Secondly it's not a DMV problem. It's a statewide problem. Nobody is going to make those deadlines, I believe. I don't think anybody is going to come close to those deadlines.


Do you believe North Carolina will be Real ID-ready in May 2008?
Not a chance. We need a way to manage identities across our state employee population and across our citizens -- and we need it sooner than waiting till 2008 to even figure out what's going on. All the investment we've made in this, even if we have to change the technology, we will have put in place the processes, the concepts, the relationships, the basis for using Real ID to authenticate.

We may have to change our technology, but technology is not that hard to change. People and processes and relationships are hard to change.

It could look like this. You could have your NCID that has your name and password. For the next couple of years we could have VeriSign or Entrust as a second factor of authentication. But as we start issuing Real IDs that have machine-readable formats and all kinds of things with them, as the readers become more available, we just use that as a second factor, and you kill two birds with one stone. We believe that it is worth the investment now, even if we have to change the technology.


Can you discuss the benefits you've realized or anticipate realizing?
We certainly haven't met any ROI [return on investment] goal on this so far. It's still early in the process, and our investment still outweighs the kind of benefits that have been returned. But as I said, it doesn't take much calculating if you're reaching out to citizens and you think they may have two, three, four, five, six, seven different engagements with different agencies or services in North Carolina -- and you have 8 million citizens -- to see the difference between 8 million passwords and 40 million passwords.

We clearly believe there's an absolute cost benefit in that. Plus you're delivering better service. You're not even counting the benefit of better security, better passwords management, better arrangement, better termination processes, better initiation processes. Those are sort of obvious. They're soft. It's hard to measure them, but it doesn't take much to get to the point where you believe it will be worth a lot.

We still haven't talked about the convenience to the citizen. Government, it seems to me, tends to cut these folks up in awful little chunks. We don't treat them as individuals. Have you ever been to a company talking about a product focus versus a customer focus? Have you watched what the telephone companies have been doing the last five years? Everything was a separate bill. You were a different customer for each product they sold. Now they're trying to be really focused -- you're their customer, and through that mechanism, they give you lots of products.

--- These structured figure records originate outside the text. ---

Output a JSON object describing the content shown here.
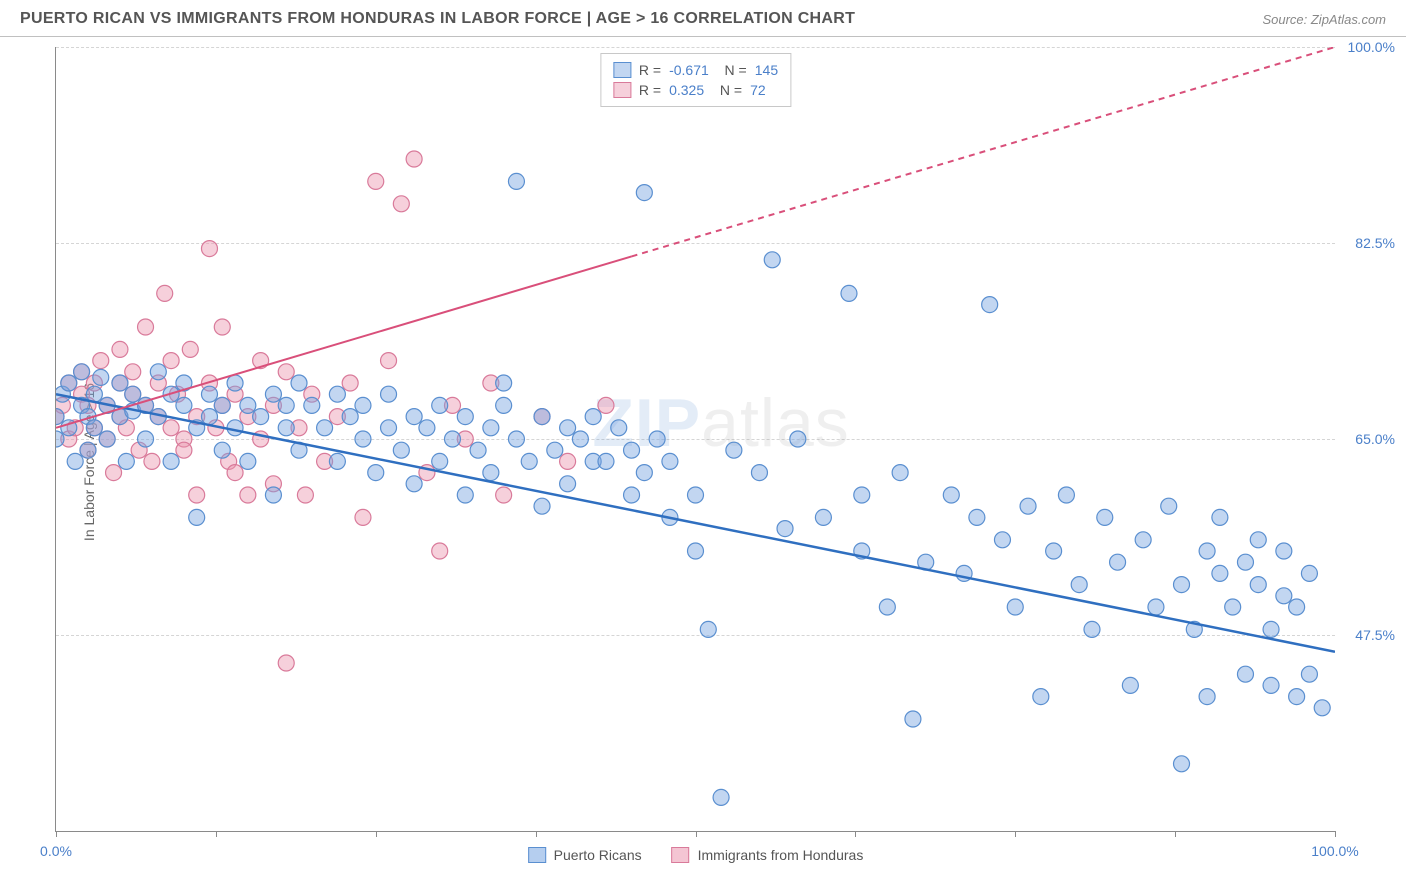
{
  "header": {
    "title": "PUERTO RICAN VS IMMIGRANTS FROM HONDURAS IN LABOR FORCE | AGE > 16 CORRELATION CHART",
    "source": "Source: ZipAtlas.com"
  },
  "ylabel": "In Labor Force | Age > 16",
  "watermark_main": "ZIP",
  "watermark_sub": "atlas",
  "chart": {
    "type": "scatter",
    "xlim": [
      0,
      100
    ],
    "ylim": [
      30,
      100
    ],
    "ytick_values": [
      47.5,
      65.0,
      82.5,
      100.0
    ],
    "ytick_labels": [
      "47.5%",
      "65.0%",
      "82.5%",
      "100.0%"
    ],
    "xtick_values": [
      0,
      12.5,
      25,
      37.5,
      50,
      62.5,
      75,
      87.5,
      100
    ],
    "xtick_labels_shown": {
      "0": "0.0%",
      "100": "100.0%"
    },
    "background_color": "#ffffff",
    "grid_color": "#d5d5d5",
    "marker_radius": 8,
    "marker_stroke_width": 1.2,
    "series": [
      {
        "name": "Puerto Ricans",
        "fill_color": "rgba(120,165,225,0.45)",
        "stroke_color": "#5a8fd0",
        "line_color": "#2f6fc0",
        "line_width": 2.5,
        "R": "-0.671",
        "N": "145",
        "trend": {
          "x1": 0,
          "y1": 69,
          "x2": 100,
          "y2": 46
        },
        "points": [
          [
            0,
            65
          ],
          [
            0,
            67
          ],
          [
            0.5,
            69
          ],
          [
            1,
            66
          ],
          [
            1,
            70
          ],
          [
            1.5,
            63
          ],
          [
            2,
            68
          ],
          [
            2,
            71
          ],
          [
            2.5,
            64
          ],
          [
            2.5,
            67
          ],
          [
            3,
            66
          ],
          [
            3,
            69
          ],
          [
            3.5,
            70.5
          ],
          [
            4,
            68
          ],
          [
            4,
            65
          ],
          [
            5,
            67
          ],
          [
            5,
            70
          ],
          [
            5.5,
            63
          ],
          [
            6,
            69
          ],
          [
            6,
            67.5
          ],
          [
            7,
            68
          ],
          [
            7,
            65
          ],
          [
            8,
            71
          ],
          [
            8,
            67
          ],
          [
            9,
            69
          ],
          [
            9,
            63
          ],
          [
            10,
            68
          ],
          [
            10,
            70
          ],
          [
            11,
            66
          ],
          [
            11,
            58
          ],
          [
            12,
            67
          ],
          [
            12,
            69
          ],
          [
            13,
            68
          ],
          [
            13,
            64
          ],
          [
            14,
            66
          ],
          [
            14,
            70
          ],
          [
            15,
            63
          ],
          [
            15,
            68
          ],
          [
            16,
            67
          ],
          [
            17,
            69
          ],
          [
            17,
            60
          ],
          [
            18,
            66
          ],
          [
            18,
            68
          ],
          [
            19,
            64
          ],
          [
            19,
            70
          ],
          [
            20,
            68
          ],
          [
            21,
            66
          ],
          [
            22,
            63
          ],
          [
            22,
            69
          ],
          [
            23,
            67
          ],
          [
            24,
            65
          ],
          [
            24,
            68
          ],
          [
            25,
            62
          ],
          [
            26,
            66
          ],
          [
            26,
            69
          ],
          [
            27,
            64
          ],
          [
            28,
            67
          ],
          [
            28,
            61
          ],
          [
            29,
            66
          ],
          [
            30,
            68
          ],
          [
            30,
            63
          ],
          [
            31,
            65
          ],
          [
            32,
            67
          ],
          [
            32,
            60
          ],
          [
            33,
            64
          ],
          [
            34,
            66
          ],
          [
            34,
            62
          ],
          [
            35,
            68
          ],
          [
            35,
            70
          ],
          [
            36,
            88
          ],
          [
            36,
            65
          ],
          [
            37,
            63
          ],
          [
            38,
            67
          ],
          [
            38,
            59
          ],
          [
            39,
            64
          ],
          [
            40,
            66
          ],
          [
            40,
            61
          ],
          [
            41,
            65
          ],
          [
            42,
            63
          ],
          [
            42,
            67
          ],
          [
            43,
            63
          ],
          [
            44,
            66
          ],
          [
            45,
            60
          ],
          [
            45,
            64
          ],
          [
            46,
            87
          ],
          [
            46,
            62
          ],
          [
            47,
            65
          ],
          [
            48,
            58
          ],
          [
            48,
            63
          ],
          [
            50,
            60
          ],
          [
            50,
            55
          ],
          [
            51,
            48
          ],
          [
            52,
            33
          ],
          [
            53,
            64
          ],
          [
            55,
            62
          ],
          [
            56,
            81
          ],
          [
            57,
            57
          ],
          [
            58,
            65
          ],
          [
            60,
            58
          ],
          [
            62,
            78
          ],
          [
            63,
            60
          ],
          [
            63,
            55
          ],
          [
            65,
            50
          ],
          [
            66,
            62
          ],
          [
            67,
            40
          ],
          [
            68,
            54
          ],
          [
            70,
            60
          ],
          [
            71,
            53
          ],
          [
            72,
            58
          ],
          [
            73,
            77
          ],
          [
            74,
            56
          ],
          [
            75,
            50
          ],
          [
            76,
            59
          ],
          [
            77,
            42
          ],
          [
            78,
            55
          ],
          [
            79,
            60
          ],
          [
            80,
            52
          ],
          [
            81,
            48
          ],
          [
            82,
            58
          ],
          [
            83,
            54
          ],
          [
            84,
            43
          ],
          [
            85,
            56
          ],
          [
            86,
            50
          ],
          [
            87,
            59
          ],
          [
            88,
            36
          ],
          [
            88,
            52
          ],
          [
            89,
            48
          ],
          [
            90,
            55
          ],
          [
            90,
            42
          ],
          [
            91,
            53
          ],
          [
            91,
            58
          ],
          [
            92,
            50
          ],
          [
            93,
            54
          ],
          [
            93,
            44
          ],
          [
            94,
            52
          ],
          [
            94,
            56
          ],
          [
            95,
            48
          ],
          [
            95,
            43
          ],
          [
            96,
            51
          ],
          [
            96,
            55
          ],
          [
            97,
            42
          ],
          [
            97,
            50
          ],
          [
            98,
            44
          ],
          [
            98,
            53
          ],
          [
            99,
            41
          ]
        ]
      },
      {
        "name": "Immigrants from Honduras",
        "fill_color": "rgba(235,150,175,0.45)",
        "stroke_color": "#d97a9a",
        "line_color": "#d94f7a",
        "line_width": 2,
        "dash_after_x": 45,
        "R": "0.325",
        "N": "72",
        "trend": {
          "x1": 0,
          "y1": 66,
          "x2": 100,
          "y2": 100
        },
        "points": [
          [
            0,
            67
          ],
          [
            0.5,
            68
          ],
          [
            1,
            65
          ],
          [
            1,
            70
          ],
          [
            1.5,
            66
          ],
          [
            2,
            69
          ],
          [
            2,
            71
          ],
          [
            2.5,
            64
          ],
          [
            2.5,
            68
          ],
          [
            3,
            66
          ],
          [
            3,
            70
          ],
          [
            3.5,
            72
          ],
          [
            4,
            68
          ],
          [
            4,
            65
          ],
          [
            4.5,
            62
          ],
          [
            5,
            67
          ],
          [
            5,
            70
          ],
          [
            5,
            73
          ],
          [
            5.5,
            66
          ],
          [
            6,
            69
          ],
          [
            6,
            71
          ],
          [
            6.5,
            64
          ],
          [
            7,
            68
          ],
          [
            7,
            75
          ],
          [
            7.5,
            63
          ],
          [
            8,
            70
          ],
          [
            8,
            67
          ],
          [
            8.5,
            78
          ],
          [
            9,
            66
          ],
          [
            9,
            72
          ],
          [
            9.5,
            69
          ],
          [
            10,
            65
          ],
          [
            10,
            64
          ],
          [
            10.5,
            73
          ],
          [
            11,
            67
          ],
          [
            11,
            60
          ],
          [
            12,
            70
          ],
          [
            12,
            82
          ],
          [
            12.5,
            66
          ],
          [
            13,
            68
          ],
          [
            13,
            75
          ],
          [
            13.5,
            63
          ],
          [
            14,
            69
          ],
          [
            14,
            62
          ],
          [
            15,
            67
          ],
          [
            15,
            60
          ],
          [
            16,
            72
          ],
          [
            16,
            65
          ],
          [
            17,
            61
          ],
          [
            17,
            68
          ],
          [
            18,
            45
          ],
          [
            18,
            71
          ],
          [
            19,
            66
          ],
          [
            19.5,
            60
          ],
          [
            20,
            69
          ],
          [
            21,
            63
          ],
          [
            22,
            67
          ],
          [
            23,
            70
          ],
          [
            24,
            58
          ],
          [
            25,
            88
          ],
          [
            26,
            72
          ],
          [
            27,
            86
          ],
          [
            28,
            90
          ],
          [
            29,
            62
          ],
          [
            30,
            55
          ],
          [
            31,
            68
          ],
          [
            32,
            65
          ],
          [
            34,
            70
          ],
          [
            35,
            60
          ],
          [
            38,
            67
          ],
          [
            40,
            63
          ],
          [
            43,
            68
          ]
        ]
      }
    ]
  },
  "legend_bottom": [
    {
      "label": "Puerto Ricans",
      "fill": "rgba(120,165,225,0.55)",
      "stroke": "#5a8fd0"
    },
    {
      "label": "Immigrants from Honduras",
      "fill": "rgba(235,150,175,0.55)",
      "stroke": "#d97a9a"
    }
  ]
}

The analogy is perfect. The government is the same way. We have lots of services and products that we need to, or we're required to, or we should be providing to our citizens. But we need to be customer focused, not product focused. This alone, along with the portal capability, could be the point where we begin to pull those things together.

That's the reason we think this is worth committing to, and the reason we're using both money and political capital to try and move forward -- even though it's a little difficult.
Chad Vander Veen is a former contributing editor for Emergency Management magazine, and previously served as the editor of FutureStructure, and the associate editor of Government Technology and Public CIO magazines.